Pasalnya ini bukan waktu yang sebetar, RUU yang disiapkan sejak 2012 itu selalu "gagal masuk" ke Program Legislasi Nasional (Prolegnas) Prioritas.
Meski bukan solusi utama, paling tidak dengan disahkannya RUU Perampasan Aset bisa menjawab kasus yang marak belakangan ini: peningkatan kekayaan pejabat yang asal-usulnya ditengarai tidak sah dan mencurigakan.
Sebelum itu, mari kita ilustrasikan bersama betapa besarnya kerugian negara akibat korupsi, tapi sistem hukum pemidanaan korupsi belum mampu mengembalikan seluruh kerugiannya.
Indonesian Corruption Watch (ICW) menunjukkan jumlah kerugian keuangan negara akibat korupsi pada 2020 mencapai Rp 56,7 triliun.
Sedangkan di sisi lain uang pengganti yang dikabulkan oleh hakim dalam putusannya hanya berkisar Rp 8,9 triliun.
Bukan hanya itu, RUU Perampasan Aset menjadi undang-undang atau mendorong penyempurnaan UU Tipikor. Apalagi dengan kemungkinan memasukkan ketentuan illicit enrichment(kekayaan tidak sah) sebagai delik korupsi, juga ketentuan-ketentuan lain.
Ketentuan illicit enrichment, seperti dikutip Kompas.id, dengan metode pembuktian terbalik akan menjadi instrumen paling ampuh untuk menindaklanjuti ketidakwajaran kekayaan pejabat publik.

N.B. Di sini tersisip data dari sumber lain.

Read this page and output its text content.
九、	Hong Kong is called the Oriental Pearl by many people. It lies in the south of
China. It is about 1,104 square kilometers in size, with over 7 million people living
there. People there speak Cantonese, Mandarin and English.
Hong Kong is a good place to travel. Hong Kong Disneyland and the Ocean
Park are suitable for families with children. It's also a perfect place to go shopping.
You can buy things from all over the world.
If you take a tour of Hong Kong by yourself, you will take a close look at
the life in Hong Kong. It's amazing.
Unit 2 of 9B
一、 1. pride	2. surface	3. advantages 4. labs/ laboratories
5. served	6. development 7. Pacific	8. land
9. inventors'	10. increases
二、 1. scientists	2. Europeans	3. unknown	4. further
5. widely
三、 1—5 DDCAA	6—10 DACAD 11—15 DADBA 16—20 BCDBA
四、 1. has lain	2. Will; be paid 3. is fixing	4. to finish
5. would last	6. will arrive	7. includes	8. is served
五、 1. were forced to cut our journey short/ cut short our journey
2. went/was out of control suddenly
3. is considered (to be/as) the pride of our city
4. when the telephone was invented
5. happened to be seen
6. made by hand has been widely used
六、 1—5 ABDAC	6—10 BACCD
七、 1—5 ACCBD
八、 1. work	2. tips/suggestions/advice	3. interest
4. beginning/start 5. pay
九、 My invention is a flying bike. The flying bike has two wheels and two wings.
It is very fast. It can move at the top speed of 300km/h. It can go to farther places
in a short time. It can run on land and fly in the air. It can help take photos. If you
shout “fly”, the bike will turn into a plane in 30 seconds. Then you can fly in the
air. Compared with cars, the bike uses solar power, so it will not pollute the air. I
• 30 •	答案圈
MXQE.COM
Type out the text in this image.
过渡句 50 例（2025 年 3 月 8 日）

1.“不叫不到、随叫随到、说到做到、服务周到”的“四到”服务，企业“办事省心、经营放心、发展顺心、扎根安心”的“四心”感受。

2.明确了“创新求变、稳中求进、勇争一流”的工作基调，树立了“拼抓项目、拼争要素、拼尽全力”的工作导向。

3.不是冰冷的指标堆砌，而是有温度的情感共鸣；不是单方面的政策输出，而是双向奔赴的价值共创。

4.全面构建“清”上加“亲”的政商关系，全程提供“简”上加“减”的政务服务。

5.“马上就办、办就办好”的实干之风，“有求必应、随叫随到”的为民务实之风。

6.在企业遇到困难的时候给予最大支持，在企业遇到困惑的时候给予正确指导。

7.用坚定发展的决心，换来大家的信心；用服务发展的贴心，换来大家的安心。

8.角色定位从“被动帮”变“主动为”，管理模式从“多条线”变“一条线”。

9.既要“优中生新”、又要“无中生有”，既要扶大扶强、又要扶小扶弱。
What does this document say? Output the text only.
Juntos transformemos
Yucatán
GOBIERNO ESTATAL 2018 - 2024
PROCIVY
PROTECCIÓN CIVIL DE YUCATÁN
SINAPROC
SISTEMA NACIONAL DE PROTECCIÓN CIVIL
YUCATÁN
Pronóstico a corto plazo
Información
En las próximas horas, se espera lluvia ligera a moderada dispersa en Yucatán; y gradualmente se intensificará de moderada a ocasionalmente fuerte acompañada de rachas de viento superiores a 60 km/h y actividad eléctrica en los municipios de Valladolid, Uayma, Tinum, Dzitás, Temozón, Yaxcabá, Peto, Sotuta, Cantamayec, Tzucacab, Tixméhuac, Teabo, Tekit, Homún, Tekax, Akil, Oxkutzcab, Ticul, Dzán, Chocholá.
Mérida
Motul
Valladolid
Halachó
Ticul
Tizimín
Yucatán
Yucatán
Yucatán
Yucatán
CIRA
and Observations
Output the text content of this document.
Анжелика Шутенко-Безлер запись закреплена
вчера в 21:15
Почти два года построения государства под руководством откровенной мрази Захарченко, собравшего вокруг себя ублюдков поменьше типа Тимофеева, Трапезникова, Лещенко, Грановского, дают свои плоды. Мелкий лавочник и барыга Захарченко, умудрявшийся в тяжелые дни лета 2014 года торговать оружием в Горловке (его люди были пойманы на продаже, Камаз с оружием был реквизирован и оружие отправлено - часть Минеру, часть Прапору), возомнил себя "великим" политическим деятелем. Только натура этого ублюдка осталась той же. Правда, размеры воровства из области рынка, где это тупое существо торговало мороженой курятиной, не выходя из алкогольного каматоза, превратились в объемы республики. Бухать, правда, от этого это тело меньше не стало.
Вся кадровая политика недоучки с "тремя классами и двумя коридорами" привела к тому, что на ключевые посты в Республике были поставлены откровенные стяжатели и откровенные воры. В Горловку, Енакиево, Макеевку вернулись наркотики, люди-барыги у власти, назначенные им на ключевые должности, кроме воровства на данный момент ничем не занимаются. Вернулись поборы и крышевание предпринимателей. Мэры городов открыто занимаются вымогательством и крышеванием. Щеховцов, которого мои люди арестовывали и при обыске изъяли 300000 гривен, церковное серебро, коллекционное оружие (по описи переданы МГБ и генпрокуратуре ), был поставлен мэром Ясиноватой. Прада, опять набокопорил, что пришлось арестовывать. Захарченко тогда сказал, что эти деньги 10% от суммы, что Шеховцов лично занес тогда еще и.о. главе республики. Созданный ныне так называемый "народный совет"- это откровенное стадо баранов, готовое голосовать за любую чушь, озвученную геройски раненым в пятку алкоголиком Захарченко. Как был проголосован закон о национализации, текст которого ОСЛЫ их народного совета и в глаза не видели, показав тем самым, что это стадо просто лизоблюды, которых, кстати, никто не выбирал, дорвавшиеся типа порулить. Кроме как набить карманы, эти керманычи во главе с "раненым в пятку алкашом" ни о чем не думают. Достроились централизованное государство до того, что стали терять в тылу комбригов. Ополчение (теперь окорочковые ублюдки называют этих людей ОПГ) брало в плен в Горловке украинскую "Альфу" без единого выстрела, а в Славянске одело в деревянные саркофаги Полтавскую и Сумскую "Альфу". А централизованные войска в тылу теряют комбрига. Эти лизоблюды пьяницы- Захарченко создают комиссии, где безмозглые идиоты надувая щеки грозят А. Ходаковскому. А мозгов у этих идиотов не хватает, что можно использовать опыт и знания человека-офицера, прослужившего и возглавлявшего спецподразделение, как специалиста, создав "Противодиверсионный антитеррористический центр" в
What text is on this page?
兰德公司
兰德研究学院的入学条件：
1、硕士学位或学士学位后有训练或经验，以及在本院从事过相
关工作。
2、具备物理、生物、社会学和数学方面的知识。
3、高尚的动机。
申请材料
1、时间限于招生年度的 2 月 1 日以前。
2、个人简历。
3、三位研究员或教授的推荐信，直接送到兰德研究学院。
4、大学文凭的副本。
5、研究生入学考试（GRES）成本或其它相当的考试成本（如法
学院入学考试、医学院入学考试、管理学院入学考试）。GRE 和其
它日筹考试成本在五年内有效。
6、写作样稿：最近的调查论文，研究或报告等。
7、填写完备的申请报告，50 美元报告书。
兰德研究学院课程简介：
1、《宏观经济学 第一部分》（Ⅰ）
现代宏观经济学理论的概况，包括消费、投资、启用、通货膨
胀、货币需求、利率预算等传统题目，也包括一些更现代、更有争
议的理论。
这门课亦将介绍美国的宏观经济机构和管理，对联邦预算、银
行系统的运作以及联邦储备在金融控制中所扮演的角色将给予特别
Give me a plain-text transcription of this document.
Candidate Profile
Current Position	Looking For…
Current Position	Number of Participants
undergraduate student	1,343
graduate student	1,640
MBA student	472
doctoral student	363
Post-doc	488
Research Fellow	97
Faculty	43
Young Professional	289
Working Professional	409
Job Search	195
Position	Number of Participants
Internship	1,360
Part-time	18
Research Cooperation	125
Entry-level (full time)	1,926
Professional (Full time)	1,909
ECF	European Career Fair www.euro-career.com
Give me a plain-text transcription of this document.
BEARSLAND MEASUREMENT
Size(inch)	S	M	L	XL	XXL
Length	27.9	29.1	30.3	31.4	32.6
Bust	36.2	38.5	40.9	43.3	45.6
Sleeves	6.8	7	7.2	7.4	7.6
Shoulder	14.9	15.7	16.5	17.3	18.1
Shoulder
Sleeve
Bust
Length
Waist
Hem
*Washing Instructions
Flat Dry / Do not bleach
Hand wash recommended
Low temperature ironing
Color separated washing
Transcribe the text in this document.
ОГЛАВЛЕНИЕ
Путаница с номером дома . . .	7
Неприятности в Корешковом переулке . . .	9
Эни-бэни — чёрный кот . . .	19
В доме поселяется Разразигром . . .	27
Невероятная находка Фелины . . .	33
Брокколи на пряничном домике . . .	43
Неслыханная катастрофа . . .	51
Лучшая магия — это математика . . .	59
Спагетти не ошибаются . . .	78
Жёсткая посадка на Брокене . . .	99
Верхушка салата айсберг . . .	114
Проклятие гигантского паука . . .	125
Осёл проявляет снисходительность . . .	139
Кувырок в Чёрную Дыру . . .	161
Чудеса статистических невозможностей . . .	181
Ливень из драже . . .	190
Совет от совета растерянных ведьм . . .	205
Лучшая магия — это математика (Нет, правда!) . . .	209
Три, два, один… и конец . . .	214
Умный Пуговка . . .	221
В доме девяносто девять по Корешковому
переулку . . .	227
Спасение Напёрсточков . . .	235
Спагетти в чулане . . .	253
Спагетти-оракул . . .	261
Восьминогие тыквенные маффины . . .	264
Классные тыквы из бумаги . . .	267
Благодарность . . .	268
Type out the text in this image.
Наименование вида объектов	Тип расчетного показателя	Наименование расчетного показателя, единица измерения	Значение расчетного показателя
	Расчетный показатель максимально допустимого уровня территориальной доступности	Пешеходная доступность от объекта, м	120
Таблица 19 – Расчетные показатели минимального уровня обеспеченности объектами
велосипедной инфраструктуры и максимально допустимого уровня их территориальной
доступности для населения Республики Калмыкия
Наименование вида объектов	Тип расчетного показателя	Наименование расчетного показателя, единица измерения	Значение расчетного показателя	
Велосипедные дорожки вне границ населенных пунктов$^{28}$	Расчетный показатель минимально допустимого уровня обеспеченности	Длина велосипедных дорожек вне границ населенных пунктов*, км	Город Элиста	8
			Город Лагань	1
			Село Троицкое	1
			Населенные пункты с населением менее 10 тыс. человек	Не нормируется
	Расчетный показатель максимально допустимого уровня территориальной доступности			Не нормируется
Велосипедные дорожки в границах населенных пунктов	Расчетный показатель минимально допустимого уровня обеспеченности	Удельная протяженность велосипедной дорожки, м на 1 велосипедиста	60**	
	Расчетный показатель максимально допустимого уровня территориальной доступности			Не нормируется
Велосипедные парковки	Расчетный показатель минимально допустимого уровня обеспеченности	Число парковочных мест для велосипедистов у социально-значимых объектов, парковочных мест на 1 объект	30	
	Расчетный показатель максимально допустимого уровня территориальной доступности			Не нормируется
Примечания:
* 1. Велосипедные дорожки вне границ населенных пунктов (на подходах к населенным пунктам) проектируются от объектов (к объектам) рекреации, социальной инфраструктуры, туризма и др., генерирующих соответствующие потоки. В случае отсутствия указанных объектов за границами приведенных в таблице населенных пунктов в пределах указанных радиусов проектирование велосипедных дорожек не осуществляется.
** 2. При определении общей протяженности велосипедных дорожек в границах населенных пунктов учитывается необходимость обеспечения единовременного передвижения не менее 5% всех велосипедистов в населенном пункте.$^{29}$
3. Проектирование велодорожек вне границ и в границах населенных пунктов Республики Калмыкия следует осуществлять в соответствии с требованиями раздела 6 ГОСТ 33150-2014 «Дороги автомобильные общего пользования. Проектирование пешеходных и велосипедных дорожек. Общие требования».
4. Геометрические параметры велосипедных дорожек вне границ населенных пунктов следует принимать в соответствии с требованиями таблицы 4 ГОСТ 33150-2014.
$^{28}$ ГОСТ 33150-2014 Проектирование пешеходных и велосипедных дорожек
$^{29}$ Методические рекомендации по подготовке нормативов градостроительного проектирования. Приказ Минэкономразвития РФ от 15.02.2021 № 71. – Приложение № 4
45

Lantas, apa harapan Kompasianer mengenai urgensi pengesahan RUU Perampasan Aset? Jika sudah diterapkan, bagaimana pemanfaatan aset yang sudah disita? Apakah sebaiknya dilelang, ataukah dimanfaatkan untuk kepentingan umum?
Bila tidak disahkan, apakah kita akan selalu mewajarkan penambahan kekayaan para pejabat yang kerap kita lihat ini bukan sebagai pelanggaran hukum?